Our patients perform regular cardio, limit their sodium intake, and supplement with 4 g/day of fish oil to keep blood pressure within a normal range.

Liver Toxicity

SARMs are hepatotoxic, and thus AST and ALT enzymes will rise on-cycle. Anecdotally, we have found that SARMs have the potential to cause hepatocellular-cholestatic liver injury. This is also confirmed in clinical research (5). However, such an injury is uncommon when taking moderate dosages and taking rest in between cycles.

The main risks of injury will include combining SARMs with hepatotoxic medications (such as antidepressants) or taking megadoses for excessively long periods of time.

However, if a user’s liver is not healthy before a cycle, they should avoid SARMs.

Tip: Taking 500 mg/day of TUDCA will minimize hepatic inflammation during a cycle, keeping users as healthy as possible.

What to Expect

In our experience, SARMs are not as potent as anabolic steroids regarding muscle gain and fat loss. However, there is a case where SARMs pose less risk.
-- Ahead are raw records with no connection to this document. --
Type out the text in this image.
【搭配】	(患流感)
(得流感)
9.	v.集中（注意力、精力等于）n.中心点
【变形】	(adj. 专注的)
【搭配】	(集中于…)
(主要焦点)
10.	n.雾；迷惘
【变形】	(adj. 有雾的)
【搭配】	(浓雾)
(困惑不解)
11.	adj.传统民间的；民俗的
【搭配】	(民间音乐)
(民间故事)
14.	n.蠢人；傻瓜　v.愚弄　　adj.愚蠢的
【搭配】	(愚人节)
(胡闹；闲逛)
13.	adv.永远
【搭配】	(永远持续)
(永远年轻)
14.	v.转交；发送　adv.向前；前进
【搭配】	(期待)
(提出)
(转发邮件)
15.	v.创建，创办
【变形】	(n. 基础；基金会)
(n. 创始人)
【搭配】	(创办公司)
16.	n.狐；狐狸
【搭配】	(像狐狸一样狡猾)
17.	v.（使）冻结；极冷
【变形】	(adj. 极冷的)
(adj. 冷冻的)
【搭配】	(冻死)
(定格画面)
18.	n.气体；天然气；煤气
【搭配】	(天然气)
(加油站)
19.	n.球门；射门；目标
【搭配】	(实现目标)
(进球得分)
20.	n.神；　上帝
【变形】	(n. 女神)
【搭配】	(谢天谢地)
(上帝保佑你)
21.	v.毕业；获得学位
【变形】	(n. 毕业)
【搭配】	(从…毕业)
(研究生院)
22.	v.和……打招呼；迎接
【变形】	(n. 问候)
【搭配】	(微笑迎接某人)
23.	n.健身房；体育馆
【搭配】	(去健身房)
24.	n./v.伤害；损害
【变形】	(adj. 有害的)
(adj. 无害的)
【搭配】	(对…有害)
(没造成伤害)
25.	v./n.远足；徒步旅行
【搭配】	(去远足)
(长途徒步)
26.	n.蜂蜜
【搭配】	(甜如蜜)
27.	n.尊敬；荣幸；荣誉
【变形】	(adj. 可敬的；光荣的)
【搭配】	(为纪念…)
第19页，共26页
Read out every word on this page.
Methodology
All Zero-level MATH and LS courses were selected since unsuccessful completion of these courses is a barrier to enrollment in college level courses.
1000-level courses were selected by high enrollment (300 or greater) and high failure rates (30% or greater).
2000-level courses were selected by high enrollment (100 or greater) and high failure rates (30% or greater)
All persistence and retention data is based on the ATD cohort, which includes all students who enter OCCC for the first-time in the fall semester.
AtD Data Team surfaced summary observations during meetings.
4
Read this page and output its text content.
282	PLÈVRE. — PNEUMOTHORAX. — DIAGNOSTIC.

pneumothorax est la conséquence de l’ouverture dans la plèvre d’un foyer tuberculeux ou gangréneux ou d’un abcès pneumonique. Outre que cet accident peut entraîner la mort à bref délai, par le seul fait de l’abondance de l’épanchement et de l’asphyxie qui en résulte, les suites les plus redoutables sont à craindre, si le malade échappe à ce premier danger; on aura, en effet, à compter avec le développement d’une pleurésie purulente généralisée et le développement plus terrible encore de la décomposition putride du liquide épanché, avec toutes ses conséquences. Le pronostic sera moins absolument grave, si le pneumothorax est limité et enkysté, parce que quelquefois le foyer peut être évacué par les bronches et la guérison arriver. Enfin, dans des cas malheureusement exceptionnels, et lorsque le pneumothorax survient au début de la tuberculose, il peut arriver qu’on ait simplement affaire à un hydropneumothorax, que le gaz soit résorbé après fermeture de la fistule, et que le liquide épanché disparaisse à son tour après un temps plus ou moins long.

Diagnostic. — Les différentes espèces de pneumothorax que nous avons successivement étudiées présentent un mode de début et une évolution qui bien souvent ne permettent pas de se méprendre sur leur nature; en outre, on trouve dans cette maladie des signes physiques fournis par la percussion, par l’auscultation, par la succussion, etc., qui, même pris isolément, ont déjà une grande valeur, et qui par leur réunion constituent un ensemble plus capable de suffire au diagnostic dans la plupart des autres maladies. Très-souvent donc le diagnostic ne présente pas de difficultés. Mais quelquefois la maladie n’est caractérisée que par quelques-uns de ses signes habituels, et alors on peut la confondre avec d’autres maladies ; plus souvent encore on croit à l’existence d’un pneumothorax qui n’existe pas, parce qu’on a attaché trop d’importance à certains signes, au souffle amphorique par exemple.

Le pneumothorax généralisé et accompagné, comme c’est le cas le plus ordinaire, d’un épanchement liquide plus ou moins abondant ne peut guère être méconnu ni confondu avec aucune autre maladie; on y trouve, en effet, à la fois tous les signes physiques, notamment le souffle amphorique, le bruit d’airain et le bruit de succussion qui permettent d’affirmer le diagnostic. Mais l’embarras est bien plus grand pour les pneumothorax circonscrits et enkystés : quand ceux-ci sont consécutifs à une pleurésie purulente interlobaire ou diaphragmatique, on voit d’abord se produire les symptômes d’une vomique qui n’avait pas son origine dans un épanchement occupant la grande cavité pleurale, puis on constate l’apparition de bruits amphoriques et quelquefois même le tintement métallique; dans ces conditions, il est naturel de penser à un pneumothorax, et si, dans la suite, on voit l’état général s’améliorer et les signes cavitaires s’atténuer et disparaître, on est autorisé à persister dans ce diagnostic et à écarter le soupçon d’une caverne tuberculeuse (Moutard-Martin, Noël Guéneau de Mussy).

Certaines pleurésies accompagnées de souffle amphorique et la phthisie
SARMs are almost as potent, if not more so, for increasing muscular strength as anabolic steroids.

SARMs are also legal to purchase if used for ‘research purposes’, whereas anabolic steroids are illegal.

More research needs to be conducted before we know the exact effects of SARMs. However, gains of up to 10 pounds in lean muscle from a cycle, with notable amounts of fat loss, appear to be a common outcome.